The study examined more than 300,000 children in the US Vaccine Safety Datalink, born between 2004 and 2008. Researchers compared the timing of a first seizure with when each of several vaccine series were begun.
While some parents might assume that an older child could tolerate an immunization with fewer side effects, researchers in this study found that the rate of seizures following vaccination with the MMR (measles-mumps-rubella) vaccine was more than doubled (from 2.65% to 6.53%) in toddlers receiving their first vaccine after the age of 12-15 months versus 16-23 months. They also found that the the rate of seizures was increased in children who delayed the MMRV (measles-mumps-rubella-varicella) vaccine beyond 15 months of age, with a seizure rate of 4.95% to 8.0%.
Some weaknesses of this study are that it did not separate out febrile seizures from epilepsy. Febrile seizures are scary at the time, but generally do not lead to any long term disability. It is well known that vaccines can cause fevers and that high fevers can bring on febrile seizures.
Also, this study did not separate out the risk for seizures based on age alone. Children are at their highest risk for febrile seizures from 16-23 months, so the increased risk of seizure following immunization could be due to this age associated risk alone. This is what a previous study based on a similar group of children found in another recently published study.
The study also was not able to determine the cause of the immunization delay.
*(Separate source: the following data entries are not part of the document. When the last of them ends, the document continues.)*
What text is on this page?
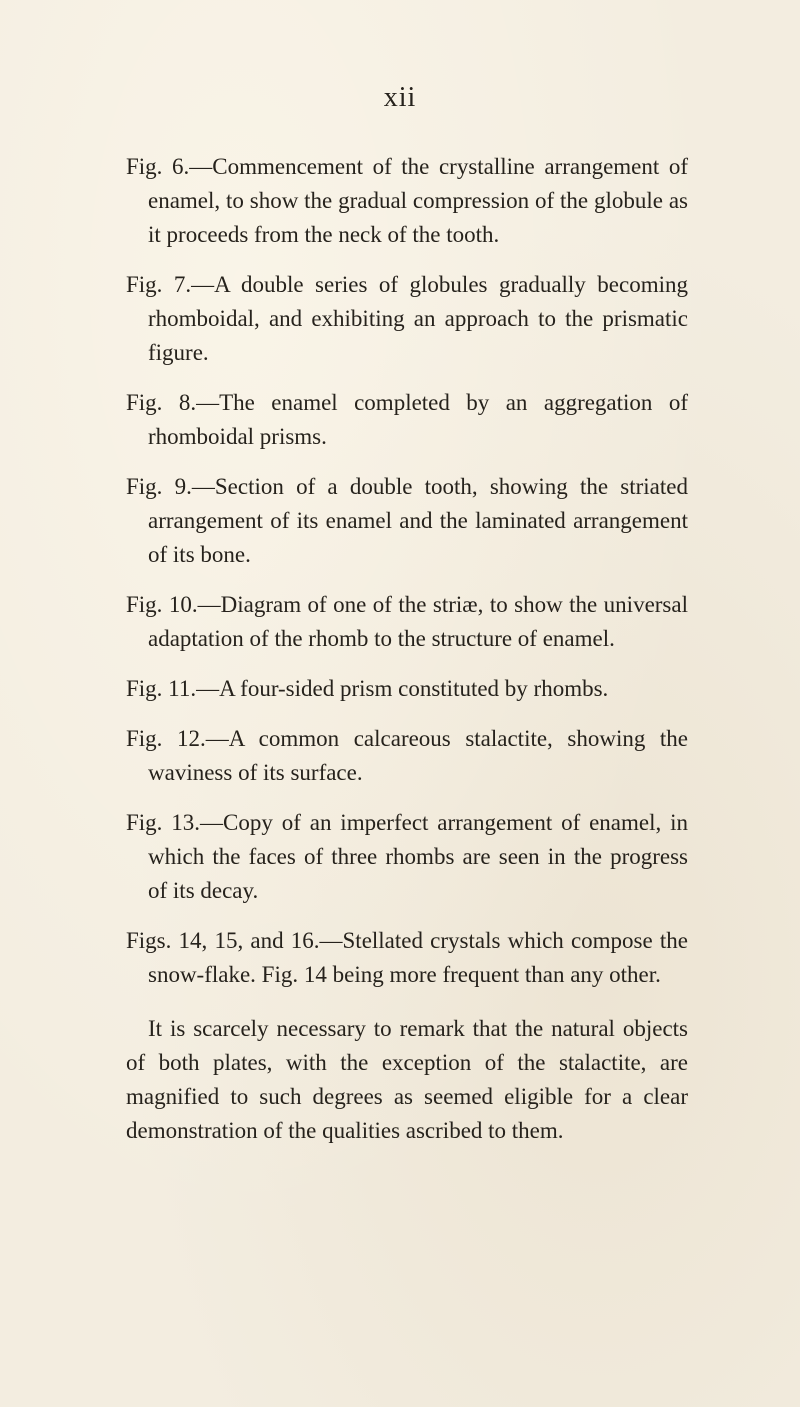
xii
Fig. 6.—Commencement of the crystalline arrangement of enamel, to show the gradual compression of the globule as it proceeds from the neck of the tooth.
Fig. 7.—A double series of globules gradually becoming rhomboidal, and exhibiting an approach to the prismatic figure.
Fig. 8.—The enamel completed by an aggregation of rhomboidal prisms.
Fig. 9.—Section of a double tooth, showing the striated arrangement of its enamel and the laminated arrangement of its bone.
Fig. 10.—Diagram of one of the striæ, to show the universal adaptation of the rhomb to the structure of enamel.
Fig. 11.—A four-sided prism constituted by rhombs.
Fig. 12.—A common calcareous stalactite, showing the waviness of its surface.
Fig. 13.—Copy of an imperfect arrangement of enamel, in which the faces of three rhombs are seen in the progress of its decay.
Figs. 14, 15, and 16.—Stellated crystals which compose the snow-flake. Fig. 14 being more frequent than any other.

It is scarcely necessary to remark that the natural objects of both plates, with the exception of the stalactite, are magnified to such degrees as seemed eligible for a clear demonstration of the qualities ascribed to them.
It is possible that less healthy children were more likely to receive immunizations on a delayed schedule. If this were the case, then the delayed vaccine would not necessarily be the cause of the seizures.
Still, this study does contribute to data suggesting that the standard vaccination schedule for MMR is likely to be at least as safe as the delayed one, if not safer.
Demicheli, Vittorio, Alessandro Rivetti, Maria Grazia Debalini, and Carlo Di Pietrantonj. “Vaccines for Measles, Mumps and Rubella in Children.”Evidence-Based Child Health: A Cochrane Review Journal 8.6 (2013): 2076-238. Web.